Chickpea Pancakes
Chickpea pancakes are a delightful Korean breakfast dish, crispy on the outside and fluffy on the inside, offering a unique twist with the earthy flavor of chickpeas. Served with a spicy dipping sauce, they make for a nutritious and satisfying start to the day.

30 minutes
Difficulty: Easy
Korean
200 kcal
Ingredients
- chickpea flour - 100 grams
- water - 200 milliliters
- green onion - 2 stalks, finely chopped
- carrot - 50 grams, grated
- salt - 1/2 teaspoon
- black pepper - 1/4 teaspoon
- sesame oil - 1 tablespoon
- vegetable oil - for frying
Steps
- In a mixing bowl, combine the chickpea flour, water, salt, and black pepper to form a smooth batter.

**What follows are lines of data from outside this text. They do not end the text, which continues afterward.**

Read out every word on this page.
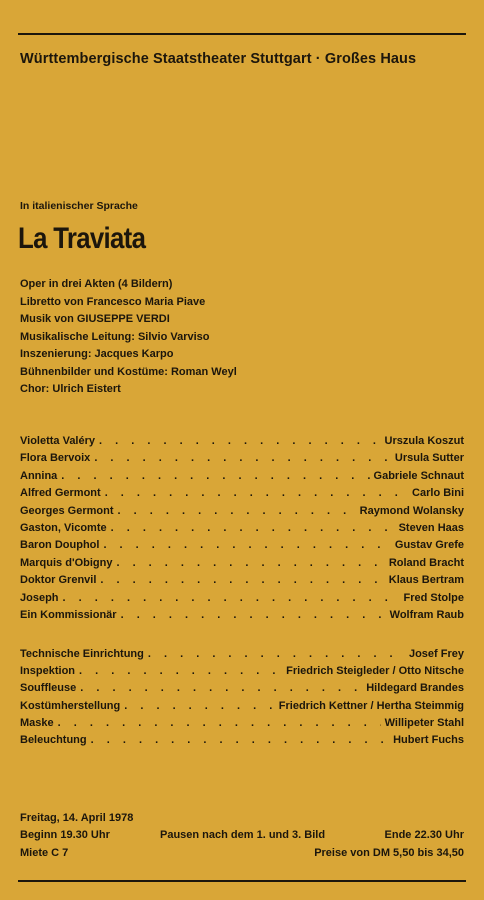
Württembergische Staatstheater Stuttgart · Großes Haus
In italienischer Sprache
La Traviata
Oper in drei Akten (4 Bildern)
Libretto von Francesco Maria Piave
Musik von GIUSEPPE VERDI
Musikalische Leitung: Silvio Varviso
Inszenierung: Jacques Karpo
Bühnenbilder und Kostüme: Roman Weyl
Chor: Ulrich Eistert
Violetta Valéry . . .	Urszula Koszut
Flora Bervoix . . .	Ursula Sutter
Annina . . .	Gabriele Schnaut
Alfred Germont . . .	Carlo Bini
Georges Germont . . .	Raymond Wolansky
Gaston, Vicomte . . .	Steven Haas
Baron Douphol . . .	Gustav Grefe
Marquis d'Obigny . . .	Roland Bracht
Doktor Grenvil . . .	Klaus Bertram
Joseph . . .	Fred Stolpe
Ein Kommissionär . . .	Wolfram Raub
Technische Einrichtung . . .	Josef Frey
Inspektion . . .	Friedrich Steigleder / Otto Nitsche
Souffleuse . . .	Hildegard Brandes
Kostümherstellung . . .	Friedrich Kettner / Hertha Steimmig
Maske . . .	Willipeter Stahl
Beleuchtung . . .	Hubert Fuchs
Freitag, 14. April 1978
Beginn 19.30 Uhr	Pausen nach dem 1. und 3. Bild	Ende 22.30 Uhr
Miete C 7	Preise von DM 5,50 bis 34,50
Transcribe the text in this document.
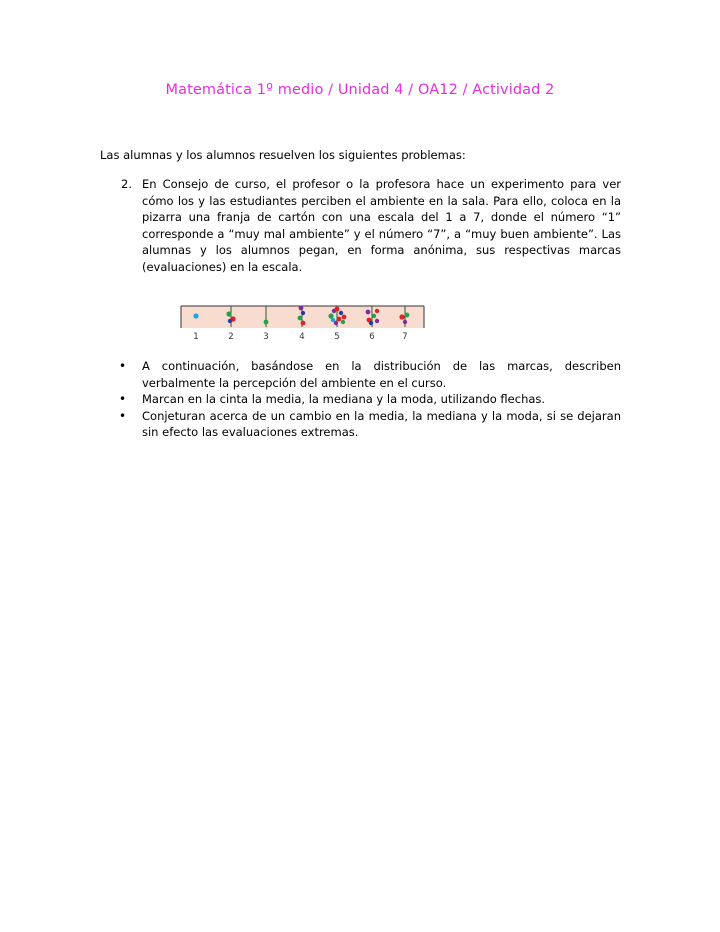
Matemática 1º medio / Unidad 4 / OA12 / Actividad 2
Las alumnas y los alumnos resuelven los siguientes problemas:
2. En Consejo de curso, el profesor o la profesora hace un experimento para ver cómo los y las estudiantes perciben el ambiente en la sala. Para ello, coloca en la pizarra una franja de cartón con una escala del 1 a 7, donde el número “1” corresponde a “muy mal ambiente” y el número “7”, a “muy buen ambiente”. Las alumnas y los alumnos pegan, en forma anónima, sus respectivas marcas (evaluaciones) en la escala.
1	2	3	4	5	6	7
• A continuación, basándose en la distribución de las marcas, describen verbalmente la percepción del ambiente en el curso.
• Marcan en la cinta la media, la mediana y la moda, utilizando flechas.
• Conjeturan acerca de un cambio en la media, la mediana y la moda, si se dejaran sin efecto las evaluaciones extremas.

- Stir in the finely chopped green onion and grated carrot until evenly distributed.
- Heat a non-stick skillet over medium heat and add a small amount of vegetable oil, swirling to coat the bottom.
- Pour a ladleful of the batter into the skillet, spreading it into a round pancake shape.
- Cook for about 3-4 minutes on one side until golden brown, then flip and cook for another 2-3 minutes on the other side.
- Repeat the process with the remaining batter, adding more oil to the skillet as needed.
- Serve hot with a drizzle of sesame oil and your choice of dipping sauce.
Nutrition
- Calories: 200
- Protein: 8 g
- Carbs: 30 g
- Fiber: 8 g
- Sugar: 2 g
- Sodium: 200 mg
- Cholesterol: 0 mg
- Total Fat: 8 g
- Saturated Fat: 1 g
- Unsaturated Fat: 7 g
- Water: 0.2 L
Health Benefits
- Rich in plant-based protein and fiber.
- Supports digestive health and helps maintain stable blood sugar levels.